The Escape That Almost Was: A Story of Strength, Manipulation, and the Power of Clarity
There was a moment when I almost escaped. A moment when I saw the truth so clearly that I did the only thing I could—I ran.
After the strangulation, after sitting in the doctor’s office, after feeling the weight of what had just happened, something in me finally snapped. I couldn’t stay. I wouldn’t stay.
So, I got into my car and drove.
Twelve hours, non-stop. Through exhaustion, through fear, through the Channel Tunnel, across the miles to my brother’s house. It was 3:00 AM when I finally arrived, my body and mind running on nothing but adrenaline.
I remember looking up at his window as he peered down at me in the dim glow of the streetlight.
“Linda, is that you? I thought you were the milkman!”
Even in that moment, I laughed. Because that was my brother—protective, strong, and always with a sharp sense of humor. But when I stepped inside, when I told him what had happened, the laughter faded. His face darkened, his fists clenched, and I could see his heartbreak.
“I want to go to France and kill him.”
I knew he meant it. My brother had always been my protector, the one who looked out for me since we were young. And he was devastated—furious—that someone could hurt me like that.
Then he said something I hadn’t expected, though in hindsight, I should have.
“I never liked him. Not for one second.”
He saw it all. The misery, the miserly nature, the unsociable coldness, the way he made people feel unwelcome and uncomfortable. My brother had spent years wondering why I stayed, why someone like me—outgoing, hardworking, full of life—had ended up isolated in a place that was so unlike me.
And the biggest shock to everyone? My move to France.
“Why would you—of all people—move to an isolated area? It made no sense.”

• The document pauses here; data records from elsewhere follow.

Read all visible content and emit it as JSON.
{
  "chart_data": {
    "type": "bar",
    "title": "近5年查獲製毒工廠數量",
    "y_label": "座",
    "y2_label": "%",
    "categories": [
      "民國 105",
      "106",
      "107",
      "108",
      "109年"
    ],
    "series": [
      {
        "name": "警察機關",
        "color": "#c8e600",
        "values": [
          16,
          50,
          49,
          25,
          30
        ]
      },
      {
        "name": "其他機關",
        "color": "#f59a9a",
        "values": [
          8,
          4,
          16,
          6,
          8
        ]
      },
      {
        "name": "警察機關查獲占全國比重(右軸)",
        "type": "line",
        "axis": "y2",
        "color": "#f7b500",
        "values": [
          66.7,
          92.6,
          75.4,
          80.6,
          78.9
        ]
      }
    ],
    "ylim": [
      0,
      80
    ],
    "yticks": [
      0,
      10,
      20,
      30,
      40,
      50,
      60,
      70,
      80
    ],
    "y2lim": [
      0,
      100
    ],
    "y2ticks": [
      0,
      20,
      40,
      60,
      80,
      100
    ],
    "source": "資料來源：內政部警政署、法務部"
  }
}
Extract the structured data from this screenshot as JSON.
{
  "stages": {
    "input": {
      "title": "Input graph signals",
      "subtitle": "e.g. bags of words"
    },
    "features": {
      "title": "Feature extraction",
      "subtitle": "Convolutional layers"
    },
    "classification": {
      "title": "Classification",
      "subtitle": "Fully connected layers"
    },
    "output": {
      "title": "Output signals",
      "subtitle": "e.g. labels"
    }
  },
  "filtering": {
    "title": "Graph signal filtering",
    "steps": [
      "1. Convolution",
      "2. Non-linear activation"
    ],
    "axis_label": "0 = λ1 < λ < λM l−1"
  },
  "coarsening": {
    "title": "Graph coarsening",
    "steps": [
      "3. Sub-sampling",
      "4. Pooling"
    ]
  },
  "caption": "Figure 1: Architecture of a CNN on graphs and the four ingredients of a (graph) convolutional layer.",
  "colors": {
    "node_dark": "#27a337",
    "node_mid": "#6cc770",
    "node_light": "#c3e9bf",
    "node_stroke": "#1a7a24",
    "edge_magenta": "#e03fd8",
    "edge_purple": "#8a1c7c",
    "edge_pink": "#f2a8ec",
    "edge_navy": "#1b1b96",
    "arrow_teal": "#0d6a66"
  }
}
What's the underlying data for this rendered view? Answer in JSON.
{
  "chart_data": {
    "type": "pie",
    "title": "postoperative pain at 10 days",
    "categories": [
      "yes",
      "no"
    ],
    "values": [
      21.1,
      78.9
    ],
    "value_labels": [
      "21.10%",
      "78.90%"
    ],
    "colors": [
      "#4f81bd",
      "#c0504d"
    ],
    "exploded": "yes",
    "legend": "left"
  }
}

And he was right. It made no sense. But when you’re trapped in an abusive relationship, when manipulation becomes your daily reality, you don’t see the signs the way outsiders do. What looks incomprehensible to others becomes your normal. And slowly, without realizing it, you become a shadow of the person you once were.
But my brother was bigger than him mentally. He didn’t interfere. He didn’t force me to see what I wasn’t ready to. He stood back and let me work it out for myself, trusting that one day, I would.
And I nearly did.
The plan was to go to Australia, to my daughter, to start a new life. To finally escape.
But it wasn’t to be.
Because one week later, he came for me.
He got on a plane, flew to the UK, and begged me to come back. He pleaded. He cried. He swore, once again, that he would change. That he would get help. That he couldn’t live without me.
And I believed him.
Because I wanted to believe him. Because it’s easier to believe that things will get better than to accept that they never will.
So I went back.
And the rest is history.
False promises. More years of control. More years of abuse.
But that was then. And this is now.
Now, I have escaped. Now, I see the truth and I’m not looking back. Now, I know that I deserved freedom all along.
And now, when I move forward, it will be on my terms—never again dictated by someone else’s lies.